= Cleft palate incidence by population =

Cleft lip and/or palate is a congenital abnormality that is seen frequently around the world. On average, about 1 in every 500-750 live births result in a cleft (Hardin-Jones, Karnell, & Peterson-Falzone, 2001). Furthermore, in the U.S., the prevalence for cleft lip with or without cleft palate (CL +/- P) is 2.2 to 11.7 per 10,000 births. Cleft palate alone (CP) results in a prevalence rate of 5.5 to 6.6 per 10,000 births (Forrester & Merz, 2004). Cleft of the lip, palate, or both is one of the most common congenital abnormalities and has a birth prevalence rate ranging from 1/1000 to 2.69/1000 amongst different parts of the world (McLeod, Saeed, & Arana- Urioste, 2004).
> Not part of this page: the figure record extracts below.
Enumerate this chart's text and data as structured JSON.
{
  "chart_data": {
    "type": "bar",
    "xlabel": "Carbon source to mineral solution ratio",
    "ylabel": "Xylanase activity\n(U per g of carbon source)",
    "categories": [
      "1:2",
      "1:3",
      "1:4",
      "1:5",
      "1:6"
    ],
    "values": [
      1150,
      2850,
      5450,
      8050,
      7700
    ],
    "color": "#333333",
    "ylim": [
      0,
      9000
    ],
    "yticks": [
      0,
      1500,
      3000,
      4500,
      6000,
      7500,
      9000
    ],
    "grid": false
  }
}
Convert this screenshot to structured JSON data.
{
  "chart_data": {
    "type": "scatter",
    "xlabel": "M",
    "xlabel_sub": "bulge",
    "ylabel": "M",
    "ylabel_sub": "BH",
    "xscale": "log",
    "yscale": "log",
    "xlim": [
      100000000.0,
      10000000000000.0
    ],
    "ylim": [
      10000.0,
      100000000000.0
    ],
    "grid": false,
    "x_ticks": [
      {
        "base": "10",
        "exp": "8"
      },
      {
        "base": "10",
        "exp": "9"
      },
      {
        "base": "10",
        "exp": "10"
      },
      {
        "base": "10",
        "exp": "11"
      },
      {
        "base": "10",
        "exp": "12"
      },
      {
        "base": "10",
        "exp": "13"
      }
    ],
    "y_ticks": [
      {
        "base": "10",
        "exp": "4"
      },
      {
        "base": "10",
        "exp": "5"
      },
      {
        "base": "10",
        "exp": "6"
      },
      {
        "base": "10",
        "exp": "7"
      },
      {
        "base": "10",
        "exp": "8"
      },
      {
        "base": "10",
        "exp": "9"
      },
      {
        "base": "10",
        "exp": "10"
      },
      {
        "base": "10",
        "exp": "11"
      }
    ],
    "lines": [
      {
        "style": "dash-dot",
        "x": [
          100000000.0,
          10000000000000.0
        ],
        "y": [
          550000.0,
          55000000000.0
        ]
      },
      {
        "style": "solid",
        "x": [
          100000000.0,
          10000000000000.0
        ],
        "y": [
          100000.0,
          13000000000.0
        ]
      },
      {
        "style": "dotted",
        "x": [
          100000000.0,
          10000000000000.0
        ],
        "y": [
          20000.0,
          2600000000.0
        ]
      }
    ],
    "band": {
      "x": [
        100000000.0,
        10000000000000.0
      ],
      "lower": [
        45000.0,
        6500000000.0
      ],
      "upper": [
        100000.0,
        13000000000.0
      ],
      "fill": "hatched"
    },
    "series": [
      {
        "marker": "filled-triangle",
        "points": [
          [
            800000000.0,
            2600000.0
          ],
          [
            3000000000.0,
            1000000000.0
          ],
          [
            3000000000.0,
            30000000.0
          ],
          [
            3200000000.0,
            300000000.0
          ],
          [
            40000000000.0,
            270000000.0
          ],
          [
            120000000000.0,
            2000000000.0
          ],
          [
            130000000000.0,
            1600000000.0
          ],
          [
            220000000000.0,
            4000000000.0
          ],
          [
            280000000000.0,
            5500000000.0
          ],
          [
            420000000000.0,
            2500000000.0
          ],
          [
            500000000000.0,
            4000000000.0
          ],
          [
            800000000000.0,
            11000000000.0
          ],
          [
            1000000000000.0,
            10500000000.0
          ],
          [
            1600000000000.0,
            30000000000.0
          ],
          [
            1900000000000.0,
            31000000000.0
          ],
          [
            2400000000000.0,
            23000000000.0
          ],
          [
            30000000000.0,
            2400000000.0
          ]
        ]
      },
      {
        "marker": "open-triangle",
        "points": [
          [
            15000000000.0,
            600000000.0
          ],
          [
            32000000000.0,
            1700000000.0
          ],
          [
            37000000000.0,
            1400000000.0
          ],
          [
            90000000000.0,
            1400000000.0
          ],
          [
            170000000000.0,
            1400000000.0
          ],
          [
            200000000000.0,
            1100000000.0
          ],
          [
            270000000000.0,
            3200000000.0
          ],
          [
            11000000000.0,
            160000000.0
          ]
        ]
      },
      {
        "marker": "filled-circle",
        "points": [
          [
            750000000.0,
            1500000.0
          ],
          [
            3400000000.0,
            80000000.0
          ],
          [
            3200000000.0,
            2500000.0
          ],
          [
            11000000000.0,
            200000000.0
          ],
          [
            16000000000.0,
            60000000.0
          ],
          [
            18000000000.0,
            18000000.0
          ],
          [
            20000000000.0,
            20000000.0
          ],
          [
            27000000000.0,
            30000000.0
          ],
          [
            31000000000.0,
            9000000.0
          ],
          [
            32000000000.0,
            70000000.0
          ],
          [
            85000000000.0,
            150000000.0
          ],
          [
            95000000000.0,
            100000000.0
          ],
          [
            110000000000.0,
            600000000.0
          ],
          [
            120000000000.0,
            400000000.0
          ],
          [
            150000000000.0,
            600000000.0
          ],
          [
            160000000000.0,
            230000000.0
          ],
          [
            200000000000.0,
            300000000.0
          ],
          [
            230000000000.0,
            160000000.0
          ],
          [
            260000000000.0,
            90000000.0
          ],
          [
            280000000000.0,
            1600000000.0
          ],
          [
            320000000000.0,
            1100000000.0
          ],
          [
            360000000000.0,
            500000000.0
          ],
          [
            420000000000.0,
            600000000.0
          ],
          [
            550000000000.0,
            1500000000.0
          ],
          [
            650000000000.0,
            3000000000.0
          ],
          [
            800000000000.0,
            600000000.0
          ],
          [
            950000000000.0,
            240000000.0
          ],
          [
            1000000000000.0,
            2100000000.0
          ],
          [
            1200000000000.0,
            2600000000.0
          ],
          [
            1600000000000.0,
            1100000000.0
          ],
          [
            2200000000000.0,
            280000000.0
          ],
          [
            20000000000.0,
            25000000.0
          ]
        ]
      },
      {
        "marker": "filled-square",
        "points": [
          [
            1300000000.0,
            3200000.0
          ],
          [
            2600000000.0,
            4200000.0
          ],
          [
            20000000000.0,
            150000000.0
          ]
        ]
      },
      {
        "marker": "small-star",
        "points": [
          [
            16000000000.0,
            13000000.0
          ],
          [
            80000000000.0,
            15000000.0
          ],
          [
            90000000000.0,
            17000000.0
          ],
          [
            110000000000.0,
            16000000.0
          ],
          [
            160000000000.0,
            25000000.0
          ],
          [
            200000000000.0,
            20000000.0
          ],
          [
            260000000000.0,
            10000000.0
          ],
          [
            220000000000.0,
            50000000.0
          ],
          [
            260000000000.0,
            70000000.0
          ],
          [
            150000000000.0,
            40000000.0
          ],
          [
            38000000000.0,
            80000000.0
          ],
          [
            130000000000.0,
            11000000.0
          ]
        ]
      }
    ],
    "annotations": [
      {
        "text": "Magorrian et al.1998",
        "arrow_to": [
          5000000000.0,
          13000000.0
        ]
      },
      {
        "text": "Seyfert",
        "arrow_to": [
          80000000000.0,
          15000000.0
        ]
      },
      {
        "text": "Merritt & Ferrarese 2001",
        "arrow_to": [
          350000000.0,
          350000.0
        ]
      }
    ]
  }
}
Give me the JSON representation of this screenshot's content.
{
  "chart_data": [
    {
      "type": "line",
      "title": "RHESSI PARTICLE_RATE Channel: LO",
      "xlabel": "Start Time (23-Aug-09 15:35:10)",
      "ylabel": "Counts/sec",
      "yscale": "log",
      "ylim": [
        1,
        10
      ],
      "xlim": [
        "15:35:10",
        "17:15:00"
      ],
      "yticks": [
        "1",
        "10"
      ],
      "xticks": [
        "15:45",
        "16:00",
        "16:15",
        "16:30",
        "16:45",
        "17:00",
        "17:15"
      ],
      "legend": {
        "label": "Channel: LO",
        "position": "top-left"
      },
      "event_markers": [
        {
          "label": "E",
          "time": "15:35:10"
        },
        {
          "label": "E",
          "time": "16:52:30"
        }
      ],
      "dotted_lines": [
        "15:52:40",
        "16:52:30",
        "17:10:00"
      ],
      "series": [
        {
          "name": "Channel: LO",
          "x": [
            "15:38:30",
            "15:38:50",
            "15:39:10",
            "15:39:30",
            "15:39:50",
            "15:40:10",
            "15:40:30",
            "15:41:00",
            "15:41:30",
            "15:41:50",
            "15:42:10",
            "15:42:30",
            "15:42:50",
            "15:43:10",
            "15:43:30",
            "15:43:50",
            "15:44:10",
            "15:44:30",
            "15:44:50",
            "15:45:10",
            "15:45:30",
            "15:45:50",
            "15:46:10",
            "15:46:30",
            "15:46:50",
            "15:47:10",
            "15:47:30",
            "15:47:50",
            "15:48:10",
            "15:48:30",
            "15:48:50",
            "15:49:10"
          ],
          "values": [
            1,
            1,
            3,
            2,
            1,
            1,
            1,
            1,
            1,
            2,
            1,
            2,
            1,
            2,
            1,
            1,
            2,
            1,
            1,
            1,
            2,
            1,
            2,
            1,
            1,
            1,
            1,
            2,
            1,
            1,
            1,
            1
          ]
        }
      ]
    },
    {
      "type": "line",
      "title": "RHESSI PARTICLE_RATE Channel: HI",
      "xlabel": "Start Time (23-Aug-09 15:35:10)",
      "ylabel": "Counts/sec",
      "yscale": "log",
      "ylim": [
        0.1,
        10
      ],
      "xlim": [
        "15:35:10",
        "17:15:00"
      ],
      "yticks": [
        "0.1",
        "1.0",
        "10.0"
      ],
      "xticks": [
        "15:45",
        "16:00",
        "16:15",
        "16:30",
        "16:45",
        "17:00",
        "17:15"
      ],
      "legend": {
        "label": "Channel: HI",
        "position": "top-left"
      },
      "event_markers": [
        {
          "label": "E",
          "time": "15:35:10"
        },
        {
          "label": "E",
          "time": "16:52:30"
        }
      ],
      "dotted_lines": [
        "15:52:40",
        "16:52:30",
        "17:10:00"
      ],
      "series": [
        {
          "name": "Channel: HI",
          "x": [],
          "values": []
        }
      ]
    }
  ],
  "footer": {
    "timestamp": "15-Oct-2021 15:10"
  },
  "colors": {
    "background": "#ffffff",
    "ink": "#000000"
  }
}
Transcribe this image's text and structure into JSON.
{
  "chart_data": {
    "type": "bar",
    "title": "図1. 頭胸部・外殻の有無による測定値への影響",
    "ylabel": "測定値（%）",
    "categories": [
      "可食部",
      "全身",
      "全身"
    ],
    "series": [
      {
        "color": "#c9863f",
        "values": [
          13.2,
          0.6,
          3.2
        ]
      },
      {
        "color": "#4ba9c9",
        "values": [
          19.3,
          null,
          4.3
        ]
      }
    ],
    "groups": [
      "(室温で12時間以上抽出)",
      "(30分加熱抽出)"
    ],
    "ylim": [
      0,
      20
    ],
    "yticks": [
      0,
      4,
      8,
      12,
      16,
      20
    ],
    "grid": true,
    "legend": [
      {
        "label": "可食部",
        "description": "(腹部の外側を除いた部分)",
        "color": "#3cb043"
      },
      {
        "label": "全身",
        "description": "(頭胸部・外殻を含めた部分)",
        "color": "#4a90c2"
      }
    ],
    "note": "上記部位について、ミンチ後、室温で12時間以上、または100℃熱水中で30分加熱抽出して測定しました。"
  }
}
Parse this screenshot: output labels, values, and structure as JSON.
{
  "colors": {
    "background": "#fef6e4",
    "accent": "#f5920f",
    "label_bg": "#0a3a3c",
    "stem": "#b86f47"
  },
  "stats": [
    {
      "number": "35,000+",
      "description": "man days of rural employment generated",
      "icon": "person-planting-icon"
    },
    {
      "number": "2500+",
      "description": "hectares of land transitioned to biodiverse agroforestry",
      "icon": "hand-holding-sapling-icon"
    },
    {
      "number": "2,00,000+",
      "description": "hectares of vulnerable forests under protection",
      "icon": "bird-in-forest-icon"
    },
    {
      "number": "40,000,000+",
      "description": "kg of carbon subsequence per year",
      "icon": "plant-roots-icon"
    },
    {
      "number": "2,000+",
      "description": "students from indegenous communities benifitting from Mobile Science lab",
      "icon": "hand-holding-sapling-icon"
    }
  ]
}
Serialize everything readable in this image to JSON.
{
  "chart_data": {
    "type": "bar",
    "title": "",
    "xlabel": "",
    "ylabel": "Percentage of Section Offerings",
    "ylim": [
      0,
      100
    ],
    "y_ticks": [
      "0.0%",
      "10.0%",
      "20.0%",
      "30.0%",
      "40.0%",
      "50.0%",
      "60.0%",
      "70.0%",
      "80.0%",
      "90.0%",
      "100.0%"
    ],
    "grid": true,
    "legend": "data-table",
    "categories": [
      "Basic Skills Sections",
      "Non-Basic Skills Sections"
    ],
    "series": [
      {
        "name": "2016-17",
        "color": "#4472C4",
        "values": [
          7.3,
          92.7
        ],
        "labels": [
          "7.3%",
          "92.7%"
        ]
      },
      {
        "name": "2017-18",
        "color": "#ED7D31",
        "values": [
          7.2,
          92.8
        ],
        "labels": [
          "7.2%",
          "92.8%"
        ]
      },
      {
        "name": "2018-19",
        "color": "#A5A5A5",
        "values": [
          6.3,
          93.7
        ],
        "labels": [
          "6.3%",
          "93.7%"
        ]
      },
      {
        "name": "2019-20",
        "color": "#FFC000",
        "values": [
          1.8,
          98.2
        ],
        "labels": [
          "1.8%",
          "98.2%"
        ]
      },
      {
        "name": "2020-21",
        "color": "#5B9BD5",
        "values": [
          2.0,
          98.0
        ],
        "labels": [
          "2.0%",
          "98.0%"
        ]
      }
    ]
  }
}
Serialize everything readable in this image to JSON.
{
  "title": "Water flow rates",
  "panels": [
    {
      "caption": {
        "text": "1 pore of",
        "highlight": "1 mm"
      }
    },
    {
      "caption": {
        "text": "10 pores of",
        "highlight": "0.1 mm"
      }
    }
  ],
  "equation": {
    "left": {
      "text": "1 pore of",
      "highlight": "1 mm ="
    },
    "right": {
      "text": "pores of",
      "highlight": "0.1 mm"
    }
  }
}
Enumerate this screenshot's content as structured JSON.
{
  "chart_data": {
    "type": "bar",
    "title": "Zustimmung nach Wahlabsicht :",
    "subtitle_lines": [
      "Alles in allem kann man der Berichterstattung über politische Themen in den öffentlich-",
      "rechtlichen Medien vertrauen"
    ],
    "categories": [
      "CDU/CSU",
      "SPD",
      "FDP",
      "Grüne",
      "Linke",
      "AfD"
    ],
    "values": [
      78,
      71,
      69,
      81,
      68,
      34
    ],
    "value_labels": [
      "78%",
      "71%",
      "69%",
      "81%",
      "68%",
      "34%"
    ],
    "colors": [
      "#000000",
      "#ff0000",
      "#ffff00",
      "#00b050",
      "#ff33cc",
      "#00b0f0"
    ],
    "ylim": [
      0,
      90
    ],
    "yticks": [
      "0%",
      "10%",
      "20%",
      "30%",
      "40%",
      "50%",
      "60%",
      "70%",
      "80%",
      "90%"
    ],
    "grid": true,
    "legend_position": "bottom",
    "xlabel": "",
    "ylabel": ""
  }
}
==Africans and African Americans==
A look into the prevalence rates of different cultures in the U.S. when compared to country of origin begins with Africans and African Americans. One per 2500 African Americans are born with a cleft (Suleiman, Hamzah, Abusalab, & Samaan, 2005). African Americans have a lower prevalence rate of CL +/- P when compared to Caucasians. A prevalence rate of 0.61 per 1,000 and 1.05 per 1,000 live births respectively was reported by Croen, Shaw, Wasserman and Tolarova (1998). In Malawi there is a reported low prevalence rate for cleft lip and/or palate, 0.7 per 1,000 live births (Chisi, Igbibi, & Msamati, 2000). Suleiman et al. (2005) found that the prevalence rate of clefting among a group of Sudanese hospital new-borns in the city of Khartoum is 0.9 per 1,000 live births.

==Mestizo Americans==
Mestizo Americans are people of mixed European and Native American origins from Mexico, Central America and South America, and the Caribbean (Meyerson, 1990). The prevalence of Mestizo Americans is lower than that of Caucasians and Native Americans, yet it is still higher than African Americans (Croen et al., 1998). Mestizo have a prevalence of clefting of 9.7 per 10,000 live births (Kirby, Petrini & Alter, 2000). In Sucre, Bolivia the prevalence rate of CL +/- P is 1.23 per 1,000 live births (McLeod et al., 2004).

==Jordan==
Al Omari & Al-Omari (2004) reported that no study exists that has specifically looked at clefting among Jordanians prior to their investigation. Al Omari et al. (2004) examined the prevalence of clefting over an eleven-year period in Jordan and found an overall rate of 1.39 per 1,000 live births for CL +/- P. This was found to be similar with the prior studies that have examined clefting in other Arab populations. A further study by Aqrabawi HE (2008) stated that the total number of liveborn infants was 25 440, 60 of whom (2.4/1000) had facial clefts: 20 (33%) with cleft lip, 15 (25%) with cleft palate and 25 (42%) with both

==United States==
Hawaii is a U.S. state which has an extremely diverse population consisting of 73% people of Asian and Pacific Islander descent. Forrester & Merz (2004) found that the prevalence rates of CL +/- P per 10,000 live births in Hawaii were: 10 in Caucasians, 16 in people of Far East Asian descent, 11 in people of Pacific Islander descent, and 14.5 in people of Filipino descent.

When looking at the countries of origin, a higher rate was seen for Asians, specifically in Pakistan, with the prevalence rate being 1.91 per 1,000 live births (Elahi, Jackson, Elahi, Khan, Mubarak, Tariq, & Mitra, 2004). Similarly, C. Oh, S. Kim, W. Kim, & J. Kim (2002) found a similar prevalence rate of 1.81 per 1,000 births in the Republic of Korea. Valid prevalence rates in the native countries of the Philippines and Pacific Islands could not be reported.